The two men are slated to be arraigned Friday morning in Vista.

“Law enforcement officers hold a position of trust in our community and are required to abide by the rules in the exercise of their powers,” Dist. Atty. Summer Stephan said in a statement. “The evidence on which the charges are based shows the force used by the two deputies exceeded the legal line, violating that public trust. For justice to thrive, it is important that no one is above the law.”

The May 7 encounter with authorities grabbed attention after the video of the waning seconds of the arrest of a father and son.

The 22-second recording appeared to show deputies manhandling Gerardo Martinez Sr., 50, and his namesake son after they were in handcuffs.

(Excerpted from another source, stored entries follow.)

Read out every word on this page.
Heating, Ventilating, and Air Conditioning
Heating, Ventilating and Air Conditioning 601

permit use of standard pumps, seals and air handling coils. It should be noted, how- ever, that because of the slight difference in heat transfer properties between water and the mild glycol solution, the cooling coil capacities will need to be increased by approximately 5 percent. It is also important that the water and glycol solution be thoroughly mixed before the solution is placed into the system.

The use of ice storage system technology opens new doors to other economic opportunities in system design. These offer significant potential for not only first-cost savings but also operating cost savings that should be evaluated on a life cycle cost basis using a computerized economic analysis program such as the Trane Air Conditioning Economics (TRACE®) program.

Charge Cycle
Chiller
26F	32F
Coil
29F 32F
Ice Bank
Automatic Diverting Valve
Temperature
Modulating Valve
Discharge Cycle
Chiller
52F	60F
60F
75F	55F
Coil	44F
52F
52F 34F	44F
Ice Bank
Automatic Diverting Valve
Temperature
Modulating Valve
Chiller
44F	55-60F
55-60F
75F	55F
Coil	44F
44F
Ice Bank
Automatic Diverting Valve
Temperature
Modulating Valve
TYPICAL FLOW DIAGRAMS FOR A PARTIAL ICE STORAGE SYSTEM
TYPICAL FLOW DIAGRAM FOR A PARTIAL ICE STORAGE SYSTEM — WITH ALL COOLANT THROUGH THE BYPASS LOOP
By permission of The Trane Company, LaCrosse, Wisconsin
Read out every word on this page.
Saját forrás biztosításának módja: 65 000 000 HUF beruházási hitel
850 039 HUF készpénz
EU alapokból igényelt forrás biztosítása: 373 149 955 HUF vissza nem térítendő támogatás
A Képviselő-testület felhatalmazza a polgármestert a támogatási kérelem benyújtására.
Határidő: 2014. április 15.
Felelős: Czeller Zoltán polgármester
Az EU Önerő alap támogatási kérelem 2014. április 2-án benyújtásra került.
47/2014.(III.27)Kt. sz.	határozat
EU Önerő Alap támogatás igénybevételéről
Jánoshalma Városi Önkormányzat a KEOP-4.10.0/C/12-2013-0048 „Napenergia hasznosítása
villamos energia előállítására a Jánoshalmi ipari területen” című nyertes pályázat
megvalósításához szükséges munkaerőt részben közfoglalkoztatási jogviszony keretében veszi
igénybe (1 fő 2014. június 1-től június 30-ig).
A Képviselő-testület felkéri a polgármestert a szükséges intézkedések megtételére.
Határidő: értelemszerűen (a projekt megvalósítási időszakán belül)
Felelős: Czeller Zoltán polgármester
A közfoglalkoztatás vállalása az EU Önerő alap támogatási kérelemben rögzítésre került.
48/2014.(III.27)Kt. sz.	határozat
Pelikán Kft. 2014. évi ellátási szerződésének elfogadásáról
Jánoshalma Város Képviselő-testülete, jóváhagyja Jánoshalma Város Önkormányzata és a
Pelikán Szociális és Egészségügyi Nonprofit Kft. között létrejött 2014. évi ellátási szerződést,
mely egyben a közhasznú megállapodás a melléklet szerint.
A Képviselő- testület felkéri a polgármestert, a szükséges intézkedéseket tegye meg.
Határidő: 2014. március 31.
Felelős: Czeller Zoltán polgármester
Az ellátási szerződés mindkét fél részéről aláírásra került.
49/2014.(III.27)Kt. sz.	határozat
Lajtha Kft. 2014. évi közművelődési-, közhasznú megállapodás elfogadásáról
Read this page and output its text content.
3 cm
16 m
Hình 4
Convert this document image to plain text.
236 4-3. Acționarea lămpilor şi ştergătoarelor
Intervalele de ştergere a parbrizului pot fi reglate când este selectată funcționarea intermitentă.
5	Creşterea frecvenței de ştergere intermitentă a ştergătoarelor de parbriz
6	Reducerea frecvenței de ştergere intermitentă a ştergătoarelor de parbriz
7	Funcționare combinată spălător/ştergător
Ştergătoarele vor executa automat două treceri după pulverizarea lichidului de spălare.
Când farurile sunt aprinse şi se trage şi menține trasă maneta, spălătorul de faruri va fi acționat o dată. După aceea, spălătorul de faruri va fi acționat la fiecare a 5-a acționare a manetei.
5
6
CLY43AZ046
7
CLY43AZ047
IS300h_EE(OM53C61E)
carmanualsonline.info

The footage showed Martinez Sr. shoved into a wooden fence face first. His 24-year-old son, pinned to a sidewalk, was struck repeatedly on his head.

A neighbor shot the recording. Martinez Sr.’s daughter posted it on social media. There, it quickly picked up steam and garnered media coverage.

On Tuesday, the Sheriff’s Department issued a statement that it learned of the video the day after the arrest, and immediately opened an internal investigation, which it said was “comprehensive” and included reviewing video from the deputies’ body-worn cameras, as well as reports and interviews with everyone involved.

“The Department does not tolerate misconduct of any kind,” the Sheriff’s Department said.

After the arrest, the district attorney’s office dropped all charges against the elder Martinez, and also dismissed a resisting-arrest charge against his son. In July, the son pleaded guilty to a domestic violence-related charge and was sentenced to four years of probation.